Tous les juges admirèrent le profond et subtil discernement de Zadig; la nouvelle en vint jusqu'au roi et à la reine. On ne parlait que de Zadig dans les antichambres, dans la chambre, et dans le cabinet; et quoique plusieurs mages opinassent qu'on devait le brûler comme sorcier, le roi ordonna qu'on lui rendît l'amende des quatre cents onces d'or à laquelle il avait été condamné. Le greffier, les huissiers, les procureurs, vinrent chez lui en grand appareil lui rapporter ses quatre cents onces; ils en retinrent seulement trois cent quatre-vingt-dix-huit pour les frais de justice, et leurs valets demandèrent des honoraires.

Zadig vit combien il était dangereux quelquefois d'être trop savant, et se promit bien, à la première occasion, de ne point dire ce qu'il avait vu.

Cette occasion se trouva bientôt. Un prisonnier d'état s'échappa; il passa sous les fenêtres de sa maison. On interrogea Zadig, il ne répondit rien; mais on lui prouva qu'il avait regardé par la fenêtre. Il fut condamné pour ce crime à cinq cents onces d'or, et il remercia ses juges de leur indulgence, selon la coutume de Babylone.

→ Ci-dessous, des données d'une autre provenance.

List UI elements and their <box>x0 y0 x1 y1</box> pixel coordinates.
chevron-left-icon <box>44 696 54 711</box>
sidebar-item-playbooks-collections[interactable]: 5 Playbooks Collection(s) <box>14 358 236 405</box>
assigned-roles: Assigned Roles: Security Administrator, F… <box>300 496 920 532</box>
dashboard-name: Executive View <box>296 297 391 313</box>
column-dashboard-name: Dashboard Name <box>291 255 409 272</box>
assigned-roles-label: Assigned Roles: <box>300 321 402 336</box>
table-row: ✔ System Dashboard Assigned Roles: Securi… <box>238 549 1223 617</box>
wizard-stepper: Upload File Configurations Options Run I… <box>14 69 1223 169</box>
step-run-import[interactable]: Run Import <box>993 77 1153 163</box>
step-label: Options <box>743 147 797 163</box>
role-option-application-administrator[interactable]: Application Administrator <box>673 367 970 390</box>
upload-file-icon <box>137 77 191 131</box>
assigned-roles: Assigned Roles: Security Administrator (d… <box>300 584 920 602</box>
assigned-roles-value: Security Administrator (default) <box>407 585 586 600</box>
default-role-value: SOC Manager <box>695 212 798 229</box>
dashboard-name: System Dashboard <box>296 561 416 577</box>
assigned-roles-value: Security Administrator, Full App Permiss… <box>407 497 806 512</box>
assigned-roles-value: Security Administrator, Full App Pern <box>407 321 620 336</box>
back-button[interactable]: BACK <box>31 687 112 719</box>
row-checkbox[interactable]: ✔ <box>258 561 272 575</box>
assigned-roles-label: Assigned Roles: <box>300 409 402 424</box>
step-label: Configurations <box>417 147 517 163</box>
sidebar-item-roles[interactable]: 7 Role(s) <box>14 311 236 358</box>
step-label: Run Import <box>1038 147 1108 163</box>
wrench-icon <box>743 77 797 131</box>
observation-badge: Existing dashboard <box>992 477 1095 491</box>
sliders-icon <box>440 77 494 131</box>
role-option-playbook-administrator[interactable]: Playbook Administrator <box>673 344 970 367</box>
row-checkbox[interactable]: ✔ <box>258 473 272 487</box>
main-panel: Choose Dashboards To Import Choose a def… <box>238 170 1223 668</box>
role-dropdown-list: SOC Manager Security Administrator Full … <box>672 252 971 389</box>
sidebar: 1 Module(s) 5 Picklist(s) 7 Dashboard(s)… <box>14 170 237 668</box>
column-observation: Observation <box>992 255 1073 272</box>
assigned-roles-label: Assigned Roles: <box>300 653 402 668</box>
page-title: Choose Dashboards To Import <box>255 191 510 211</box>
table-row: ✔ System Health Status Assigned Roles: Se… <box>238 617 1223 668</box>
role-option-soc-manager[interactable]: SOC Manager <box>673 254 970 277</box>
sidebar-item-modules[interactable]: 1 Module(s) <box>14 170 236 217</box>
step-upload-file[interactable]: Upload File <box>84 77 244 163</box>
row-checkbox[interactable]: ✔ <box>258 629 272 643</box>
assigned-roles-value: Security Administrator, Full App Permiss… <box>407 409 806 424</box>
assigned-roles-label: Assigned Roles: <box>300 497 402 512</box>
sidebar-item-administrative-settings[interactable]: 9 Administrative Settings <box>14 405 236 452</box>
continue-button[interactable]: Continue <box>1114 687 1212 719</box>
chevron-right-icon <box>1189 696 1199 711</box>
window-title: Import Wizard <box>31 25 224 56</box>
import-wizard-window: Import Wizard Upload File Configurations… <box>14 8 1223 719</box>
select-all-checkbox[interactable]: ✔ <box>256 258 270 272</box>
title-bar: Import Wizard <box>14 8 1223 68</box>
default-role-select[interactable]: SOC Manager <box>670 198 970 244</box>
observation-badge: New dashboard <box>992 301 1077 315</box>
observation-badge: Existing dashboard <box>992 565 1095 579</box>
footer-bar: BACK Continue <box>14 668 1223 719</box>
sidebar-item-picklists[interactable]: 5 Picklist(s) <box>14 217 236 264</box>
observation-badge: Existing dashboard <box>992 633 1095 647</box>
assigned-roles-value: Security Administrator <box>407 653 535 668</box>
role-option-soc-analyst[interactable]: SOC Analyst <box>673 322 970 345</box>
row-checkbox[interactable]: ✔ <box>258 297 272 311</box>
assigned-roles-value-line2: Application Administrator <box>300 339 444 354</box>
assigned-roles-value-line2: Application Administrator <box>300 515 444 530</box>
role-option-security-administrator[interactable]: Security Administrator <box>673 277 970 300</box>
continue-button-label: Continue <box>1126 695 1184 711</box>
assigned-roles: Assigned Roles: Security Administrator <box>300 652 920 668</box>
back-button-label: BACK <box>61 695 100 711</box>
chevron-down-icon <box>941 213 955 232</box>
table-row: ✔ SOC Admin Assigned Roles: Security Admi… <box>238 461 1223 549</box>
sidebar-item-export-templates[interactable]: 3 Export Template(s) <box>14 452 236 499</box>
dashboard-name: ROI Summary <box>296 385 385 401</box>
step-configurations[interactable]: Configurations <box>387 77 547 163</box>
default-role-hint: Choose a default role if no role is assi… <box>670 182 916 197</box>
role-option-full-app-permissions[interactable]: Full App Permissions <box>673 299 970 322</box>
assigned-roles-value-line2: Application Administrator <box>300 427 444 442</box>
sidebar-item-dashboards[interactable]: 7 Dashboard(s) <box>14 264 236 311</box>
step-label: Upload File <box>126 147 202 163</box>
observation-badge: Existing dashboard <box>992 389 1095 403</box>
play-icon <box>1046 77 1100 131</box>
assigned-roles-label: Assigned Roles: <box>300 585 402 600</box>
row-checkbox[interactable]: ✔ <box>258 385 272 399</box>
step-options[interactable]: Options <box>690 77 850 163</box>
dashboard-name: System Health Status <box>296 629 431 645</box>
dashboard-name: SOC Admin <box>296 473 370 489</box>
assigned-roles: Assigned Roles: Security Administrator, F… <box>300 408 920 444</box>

Grand Dieu! dit-il en lui-même, qu'on est à plaindre quand on se promène dans un bois où la chienne de la reine et le cheval du roi ont passé! qu'il est dangereux de se mettre à la fenêtre! et qu'il est difficile d'être heureux dans cette vie!

1.Mon séjour auprès de Voltaire, page 61.
2.Cette plaisanterie était dans l'édition de Zadig de 1748. Elle existait encore dans l'édition in-4° (tome XVII, publié en 1771). Mais ayant été omise dans l'édition encadrée de 1795, elle ne fut pas reproduite dans les éditions de Kehl. La première des éditions modernes où on la trouve est celle de M. Lequien, 1823. B.
3.Le chapitre est imité d'un conte chinois, que Durand a réimprimé, en 1803, sons le titre de, La Matrone chinoise, à la suite de sa traduction de la Satire de Pétrone, et que Du Halde avait déjà imprimé dans le tome III de sa Description de la Chine. B.
4.Il y avait dans ce temps un Babylonien, nommé Arnoult, qui guérissait el prévenait toutes les apoplexies, dans les gazettes, avec un sachet pendu au cou. – Cette note est de 1748; on y lit, ainsi que dans le texte, Arnou. Mais l'édition de 1747, sous le titre de Memnon, dont j'ai parlé dans ma préface de ce volume, porte Arnoult, qui est le véritable nom: voyez tome XXVI, page 186. B.
5.L'Année littéraire, 1767, I, 145 et suiv., reproche à Voltaire d'avoir pris l'idée de ce chapitre au chevalier de Mailly, auteur anonyme de Le Voyâge et les Aventures des trois princes de Sarendip, traduits du persan, 1719 (et non 1716), iii-12. B.